In the meantime, some athletes are facing an Olympic qualifying path that has been thrown into turmoil. While both of Canada’s women’s teams in beach volleyball have already earned berths to the Games, the men are dependent on qualification rounds that have been pushed back. The sport’s international governing body, the FIVB (Fédération Internationale de Volleyball) has cancelled all competitions until at least May.

“If athletes are going to compete in May, they’re going to have to do so training beforehand. They can’t just come from the couch and go play the best in the world.” And, he added, “if the FIVB were to cancel other events, do they change the process for the qualification? It becomes a complicated thing.”

Still, Drakich suggested there is some wiggle room for the international bodies to decide whether or how to proceed.

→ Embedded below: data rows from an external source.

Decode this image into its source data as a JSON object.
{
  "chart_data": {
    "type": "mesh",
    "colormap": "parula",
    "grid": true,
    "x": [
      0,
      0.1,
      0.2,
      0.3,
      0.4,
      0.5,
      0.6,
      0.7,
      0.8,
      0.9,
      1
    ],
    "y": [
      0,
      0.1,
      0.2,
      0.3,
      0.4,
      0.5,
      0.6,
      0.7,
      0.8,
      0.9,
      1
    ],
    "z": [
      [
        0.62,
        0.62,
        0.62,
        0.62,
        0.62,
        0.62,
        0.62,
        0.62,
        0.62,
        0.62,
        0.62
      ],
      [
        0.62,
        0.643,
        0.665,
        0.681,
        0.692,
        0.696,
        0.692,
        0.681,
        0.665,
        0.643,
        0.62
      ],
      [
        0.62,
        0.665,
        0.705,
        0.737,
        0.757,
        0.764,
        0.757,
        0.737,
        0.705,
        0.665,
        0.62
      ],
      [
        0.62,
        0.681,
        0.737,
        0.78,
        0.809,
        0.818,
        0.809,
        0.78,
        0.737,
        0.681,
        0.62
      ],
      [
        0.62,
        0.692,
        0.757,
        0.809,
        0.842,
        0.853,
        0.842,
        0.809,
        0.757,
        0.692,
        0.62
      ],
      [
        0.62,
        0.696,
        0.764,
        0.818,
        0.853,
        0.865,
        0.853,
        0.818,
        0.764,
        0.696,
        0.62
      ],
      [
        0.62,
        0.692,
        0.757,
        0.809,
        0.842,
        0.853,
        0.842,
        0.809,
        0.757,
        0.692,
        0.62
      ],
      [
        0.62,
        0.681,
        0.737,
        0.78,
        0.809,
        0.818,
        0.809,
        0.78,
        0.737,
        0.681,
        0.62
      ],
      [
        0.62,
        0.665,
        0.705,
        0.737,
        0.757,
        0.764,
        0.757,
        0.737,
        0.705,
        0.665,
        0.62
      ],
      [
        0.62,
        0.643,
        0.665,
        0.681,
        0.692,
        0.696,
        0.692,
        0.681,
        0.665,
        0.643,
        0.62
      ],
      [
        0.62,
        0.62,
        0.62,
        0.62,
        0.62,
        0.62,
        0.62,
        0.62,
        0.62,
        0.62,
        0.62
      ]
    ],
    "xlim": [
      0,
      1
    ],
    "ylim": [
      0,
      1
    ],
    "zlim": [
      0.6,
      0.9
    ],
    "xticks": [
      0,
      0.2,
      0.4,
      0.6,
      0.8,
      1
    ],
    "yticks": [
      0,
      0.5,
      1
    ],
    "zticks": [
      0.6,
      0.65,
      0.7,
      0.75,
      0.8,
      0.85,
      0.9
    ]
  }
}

“The first day of the Olympics is July 24,” he said. “If this is still an issue in July, then obviously that’s an easy decision. If this runs its course in a month or a month and a half, then that’s different, too. At this point, we’re just waiting for guidance from the main bodies, the FIVB and the IOC.”

Drakich noted that,before Rio 2016, there were calls for the cancellation of the Games because of fears over the mosquito-borne zika virus. “For me, that’s a bit of a cautionary tale, that things can change. I was in Rio and I didn’t see a mosquito. So, I appreciate that people are thinking in the worst-case scenario, but then I look back to that Rio example, and zika was a non-factor at the Games.

“I think everyone has to make contingencies for worst-case scenarios. But you don’t enact them until you’re in a position to know whether they’re coming true or not.”